Neuchâtel: directeur jugé pour homicides après accident d'avion mortel
Un accident mortel d'avion jugé à Neuchâtel
Le Ministère public neuchâtelois a requis lundi à Neuchâtel 120 jours-amende contre le directeur d'une société de maintenance aéronautique, impliquée dans un accident d'avion. Le sinistre avait fait deux morts à Colombier le 5 juillet 2017.

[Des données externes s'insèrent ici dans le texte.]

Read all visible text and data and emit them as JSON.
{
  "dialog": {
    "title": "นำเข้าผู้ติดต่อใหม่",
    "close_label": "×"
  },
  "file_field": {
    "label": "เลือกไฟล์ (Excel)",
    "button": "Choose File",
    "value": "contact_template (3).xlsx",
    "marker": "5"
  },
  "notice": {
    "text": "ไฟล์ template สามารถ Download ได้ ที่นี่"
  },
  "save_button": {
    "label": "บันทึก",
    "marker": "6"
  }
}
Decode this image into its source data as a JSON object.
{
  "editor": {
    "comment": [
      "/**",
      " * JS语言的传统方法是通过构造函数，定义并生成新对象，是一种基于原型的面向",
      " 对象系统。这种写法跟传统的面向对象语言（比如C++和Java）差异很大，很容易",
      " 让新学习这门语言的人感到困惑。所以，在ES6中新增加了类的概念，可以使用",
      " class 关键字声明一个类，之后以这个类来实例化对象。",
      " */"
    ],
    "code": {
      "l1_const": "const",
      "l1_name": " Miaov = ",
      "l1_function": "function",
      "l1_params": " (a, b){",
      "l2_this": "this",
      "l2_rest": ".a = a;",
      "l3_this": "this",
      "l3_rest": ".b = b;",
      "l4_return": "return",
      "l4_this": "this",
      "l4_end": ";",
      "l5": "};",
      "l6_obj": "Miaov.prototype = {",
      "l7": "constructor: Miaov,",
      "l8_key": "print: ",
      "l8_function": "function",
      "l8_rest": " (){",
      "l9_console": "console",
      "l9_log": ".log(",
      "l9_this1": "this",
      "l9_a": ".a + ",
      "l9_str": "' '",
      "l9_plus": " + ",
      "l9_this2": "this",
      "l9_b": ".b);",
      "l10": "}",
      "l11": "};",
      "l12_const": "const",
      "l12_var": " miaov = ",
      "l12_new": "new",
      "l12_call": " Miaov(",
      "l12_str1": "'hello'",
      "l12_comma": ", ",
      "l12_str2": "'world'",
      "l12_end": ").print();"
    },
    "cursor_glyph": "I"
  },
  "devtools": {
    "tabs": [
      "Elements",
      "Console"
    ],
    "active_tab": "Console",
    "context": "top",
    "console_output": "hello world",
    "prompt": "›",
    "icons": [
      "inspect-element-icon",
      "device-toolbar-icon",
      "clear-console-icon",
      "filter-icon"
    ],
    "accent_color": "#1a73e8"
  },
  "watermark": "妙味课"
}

"Ce drame aurait pu être évité si les échéances moteur avaient été respectées et si les facteurs d'alerte avaient été pris en compte", a déclaré Marc Rémy, procureur. Le rapport des experts judiciaire et technique montre que la révision complète aurait pu empêcher le problème et détecter l'anomalie du carburateur droit.
"L'inaptitude au vol de l'avion est la cause primaire de l'accident", a ajouté David, F. Braun, avocat de la veuve et du nourrisson de l'instructeur de l'avion-école, décédé lors du sinistre. L'enquête a montré que l'équipage n'avait pas adopté la bonne tactique de vol quand le problème est survenu. "Mais c'est une faute secondaire, qui n'aurait pas été commise sans panne moteur", a ajouté Marc Rémy.
Vu la hauteur et la vitesse de l'avion au moment de la panne, l'instructeur, âgé de 35 ans, et son élève, âgée de 40 ans, n'auraient pas dû tenter de revenir sur la piste de l'aérodrome. Ils auraient dû voler en ligne droite et tenter de se poser ou d'amerrir.
A la suite de la manoeuvre de retour, l'avion est parti en vrille et s'est écrasé à proximité d'un restaurant. L'accident aurait pu faire également des victimes au sol, a rappelé le procureur. L'avion était parti de Lausanne et avait fait une halte à Colombier. C'est au moment du vol retour que l'accident s'est produit.
L'entreprise fribourgeoise Mecanair, dont le directeur est jugé, était responsable de la navigabilité de l'avion en question. L'organisme de gestion du maintien de la navigabilité (CAMO), qui appartient à la société, avait signé un contrat avec le groupe de vol à moteur de Lausanne (GVML) et délégué les opérations de maintenance à l'atelier Airbase à Lausanne.
Absence de causalité?
"C'était au CAMO d'organiser tout l'entretien et la rectification des défauts. Il a laissé l'avion voler alors que l'échéance moteur était passée", a ajouté le procureur. "La révision des 1335 heures ne constitue pas une inspection complète des carburateurs, selon les experts", a-t-il précisé.
Avec 1493 heures, l'avion avait dépassé de 89 heures l'échéance. "Il s'agit d'une violation majeure de l'exploitation", a expliqué David F. Braun.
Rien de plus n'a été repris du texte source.